Earlier this week Greta and I went to see the new climate change film The Age of Stupid. It's a documentary with a speculative fiction frame around it, and that's what I want to talk about, the form, rather than the content of the film. I've blogged before several times about climate change. You know where I stand on that.
The thing I'd like to note about the film is that the documentary part of it is probably only 3 to 3 1/2 stars. If it had been only that it wouldn't have been a complete failure but it would have been quite a substandard film. The nonfiction portions consist of 6 interweaving stories of 6 people or groups of people, in New Orleans, the UK, India, Africa, Syria, and France. They all are effected somehow or other or have some goals or activities that are somehow resonant with the theme of human-induced climate change. But this resonance is at times, for some of the plotlines, very very tenuous.
We were at a special global premiere screening event that was happening in 400-some theaters around the world, and one thing we saw before the film itself was some interview segments with the Director. She said that in fact they had originally planned the film to be pure documentary, with just these 6 storylines intercutting each other - a structure, she admitted, that they stole from Soderburghs's film "Traffic" (though I can name many films, especially recently, that have a similar structure, so many that I actually feel at least a little underwhelmed these days when a film only has 1 simple narrative!).
But when they had that version done she realized it wasn't going to work, and they came up with this science-fiction framing story that served as a sort of fancy and scary meta-narration: an old guy in 2050 looking at video clips from the early part of the century, wondering where the human race went wrong and why, as the ruined planet seethes and burns outside.
I think this idea works, much better than the straight doc would have. But it's still not quite working like I was hoping. The film is a great attempt at taking up where "An Inconvenient Truth" left off, of being something more compelling and eye-grabbing than that, but something more real and believable than The Day After Tomorrow. But, The Age of Stupid is not a total success. Something about it didn't quite click for me, and in the end, I guess it was still another documentary that pleaded and howled and moaned, and even entertained, but didn't really get over some line, some hilltop of inspiration that would have produced the desired mass activation that the filmmakers were hoping for - or maybe I'm wrong and even now hundreds of thousands of filmgoers are drafting passionate letters to their elected officials, demanding the radical agreement the world needs at Copenhagen this December, and planning thousands of direct actions across the globe and coal plants and mines and oil wells and car factories.
Maybe that's happening. But, I fear not. However, the film is a valiant and extremely intriguing step in the continuing evolution of hybrid fiction/fact works. I hope people continue making climate change films, on all points in that doc-narrative spectrum, and continue fighting to get people off their asses while they continue to explore their craft as moving-picture storytellers.

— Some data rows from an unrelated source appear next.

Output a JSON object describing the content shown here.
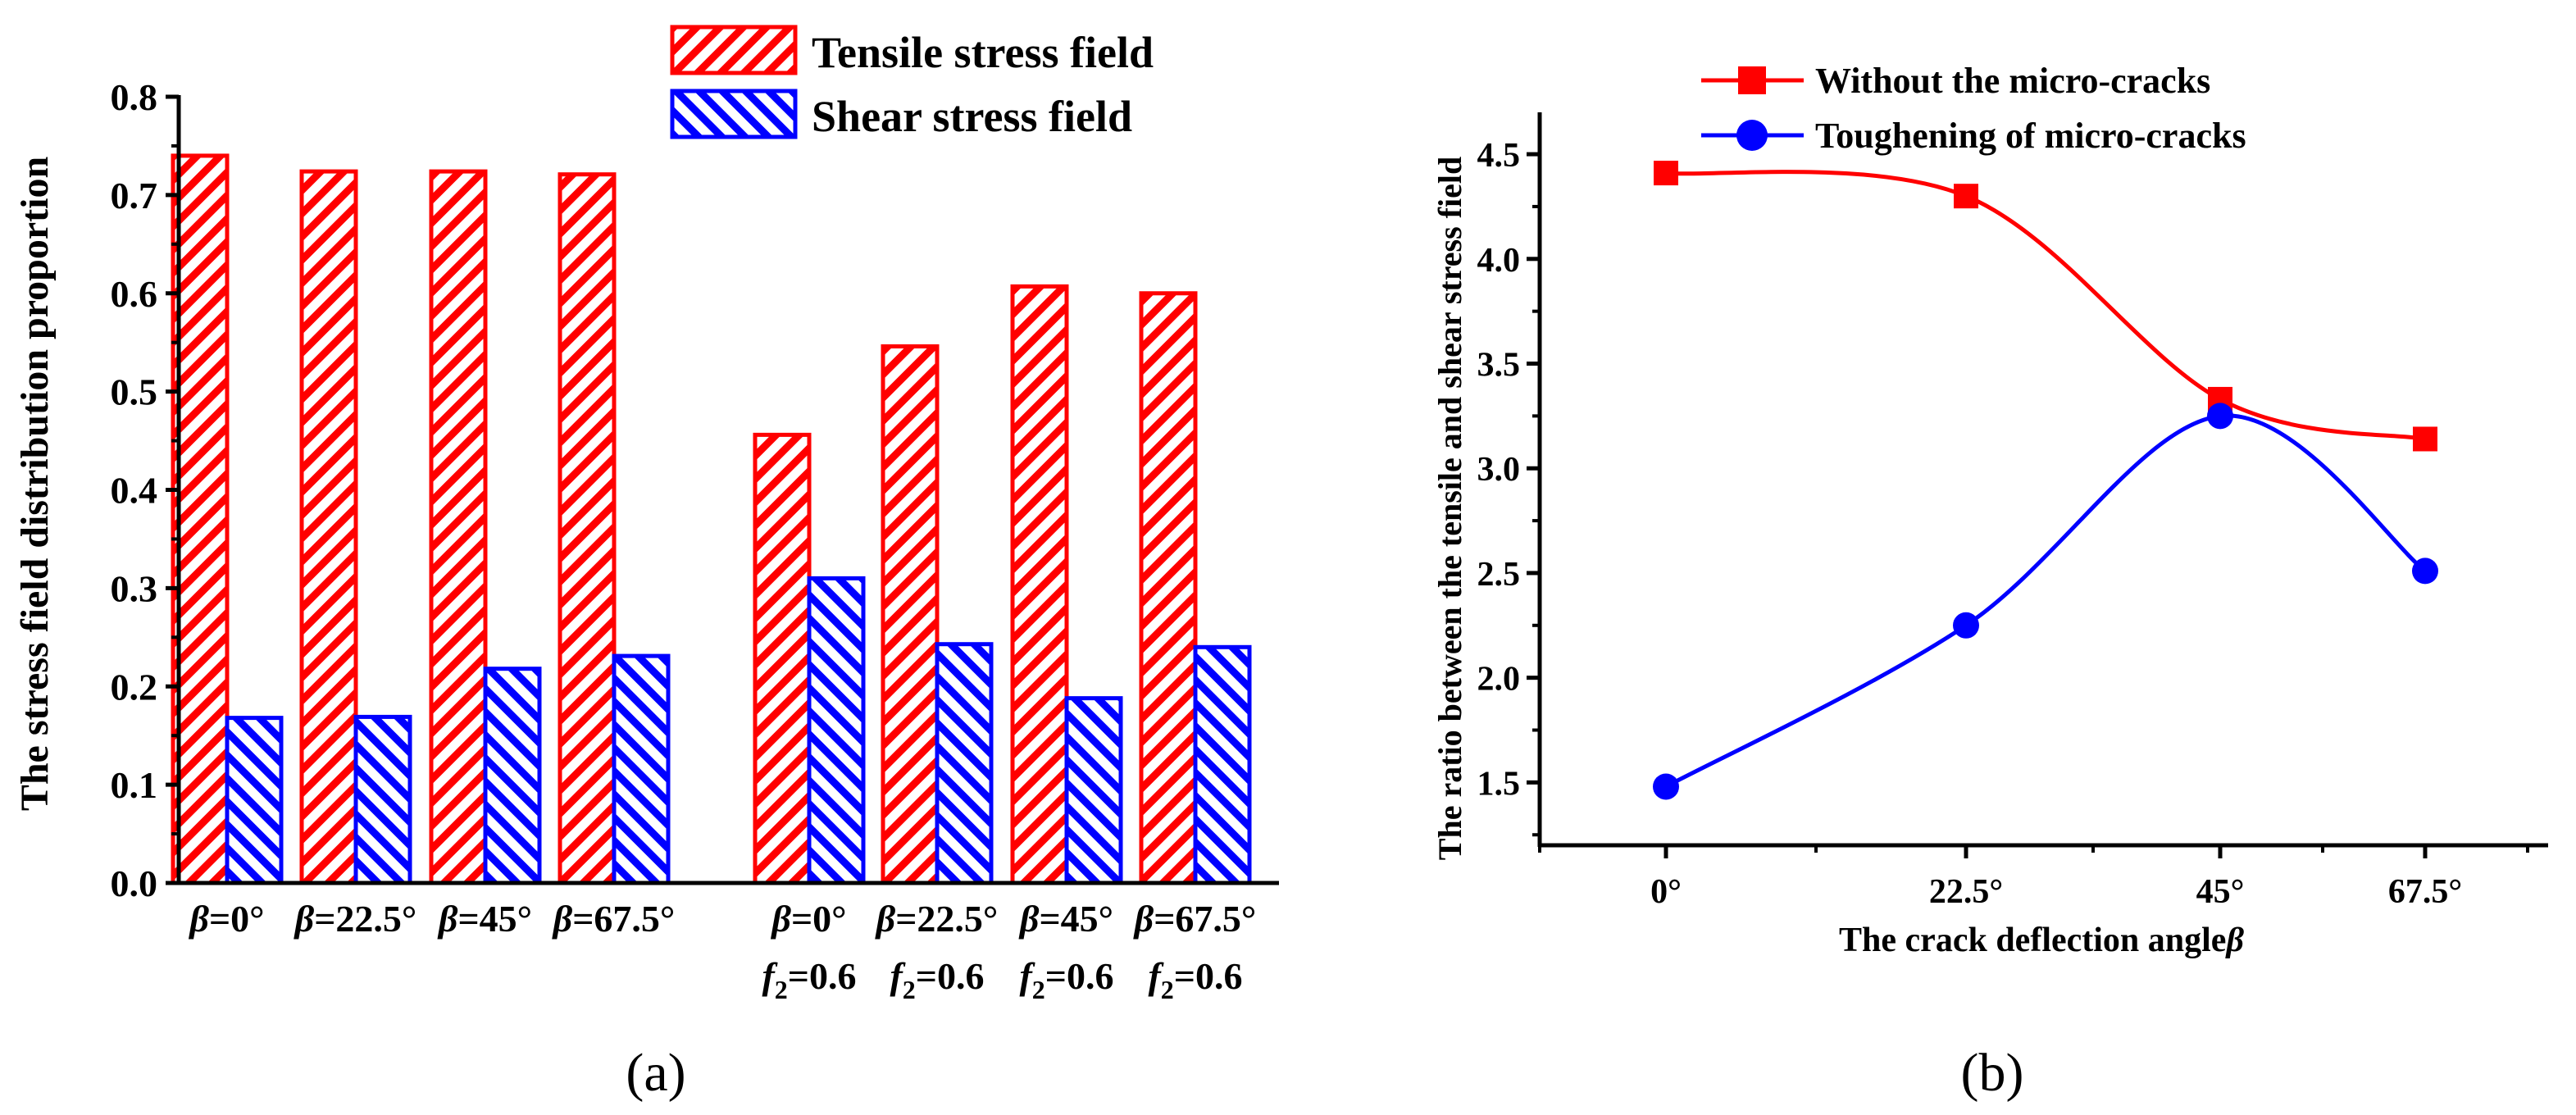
{
  "colors": {
    "tensile": "#ff0000",
    "shear": "#0000ff",
    "line_a": "#ff0000",
    "line_b": "#0000ff",
    "axis": "#000000"
  },
  "chart_data": [
    {
      "type": "bar",
      "panel": "(a)",
      "ylabel": "The stress field distribution proportion",
      "xlabel": "",
      "ylim": [
        0,
        0.8
      ],
      "yticks": [
        "0.0",
        "0.1",
        "0.2",
        "0.3",
        "0.4",
        "0.5",
        "0.6",
        "0.7",
        "0.8"
      ],
      "categories": [
        {
          "beta": "β",
          "eq": "=0°",
          "f": "",
          "fsub": "",
          "feq": ""
        },
        {
          "beta": "β",
          "eq": "=22.5°",
          "f": "",
          "fsub": "",
          "feq": ""
        },
        {
          "beta": "β",
          "eq": "=45°",
          "f": "",
          "fsub": "",
          "feq": ""
        },
        {
          "beta": "β",
          "eq": "=67.5°",
          "f": "",
          "fsub": "",
          "feq": ""
        },
        {
          "beta": "β",
          "eq": "=0°",
          "f": "f",
          "fsub": "2",
          "feq": "=0.6"
        },
        {
          "beta": "β",
          "eq": "=22.5°",
          "f": "f",
          "fsub": "2",
          "feq": "=0.6"
        },
        {
          "beta": "β",
          "eq": "=45°",
          "f": "f",
          "fsub": "2",
          "feq": "=0.6"
        },
        {
          "beta": "β",
          "eq": "=67.5°",
          "f": "f",
          "fsub": "2",
          "feq": "=0.6"
        }
      ],
      "series": [
        {
          "name": "Tensile stress field",
          "values": [
            0.74,
            0.724,
            0.724,
            0.721,
            0.456,
            0.546,
            0.607,
            0.6
          ]
        },
        {
          "name": "Shear stress field",
          "values": [
            0.168,
            0.169,
            0.218,
            0.231,
            0.31,
            0.243,
            0.188,
            0.24
          ]
        }
      ],
      "legend": "top-center"
    },
    {
      "type": "line",
      "panel": "(b)",
      "ylabel": "The ratio between the tensile and shear stress field",
      "xlabel": "The crack deflection angle",
      "xlabel_symbol": "β",
      "x": [
        "0°",
        "22.5°",
        "45°",
        "67.5°"
      ],
      "ylim": [
        1.2,
        4.7
      ],
      "yticks": [
        "1.5",
        "2.0",
        "2.5",
        "3.0",
        "3.5",
        "4.0",
        "4.5"
      ],
      "series": [
        {
          "name": "Without the micro-cracks",
          "marker": "square",
          "values": [
            4.41,
            4.3,
            3.33,
            3.14
          ]
        },
        {
          "name": "Toughening of  micro-cracks",
          "marker": "circle",
          "values": [
            1.48,
            2.25,
            3.25,
            2.51
          ]
        }
      ],
      "legend": "top-center"
    }
  ]
}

One final point, a digression into the content of the film even though I said I wouldnt talk about that: one thing I fear is that the film is way TOO scary. Especially the point, which is sort of never returned to but is still there like the 800 pound gorilla in the room, the point where they interview the guy who wrote the book "Six Degrees" (I forget his name), and he says basically that we have till 2015 to limit the global temperature increase to 2 degrees - if we don't do that we will have passed a tipping point from which there is no return and we're basically completely screwed (my wording, but you get the gist).
To me this is dark, dark news. So dark that it almost makes me think, "well, hell with it, there's absolutely no way we can do that, get that much done in that little time, it just can't be done, so if that's true it's hopeless, throw in the towel." And I wondered, how many people left the theater thinking basically the same thing? Did the film go too far and convince people that there's nothing they can do, so why bother? If so, is that reason, justification, for NOT mentioning that dark bit of statistic, that doomsday deadline, leaving out that interview, basically lying and telling people, like they hollowly (for me) do at the end of the film right before the credits "there is just BARELY enough time to do something...."
The film is amazingly low on factual, scientific backing for the claims and warnings it makes, amazingly absent of high-powered scientists, such as that cool dude at NASA whose name I also forget right now. But I hope that Six Degrees writer is wrong, and I hope someone proves him wrong and tells us all soon that we have at least till 2020. Because otherwise, i mean, c'mon - we can't even get a few windmills built cuz of the NIMBY syndrome, how can we possibly save the world in 5 years?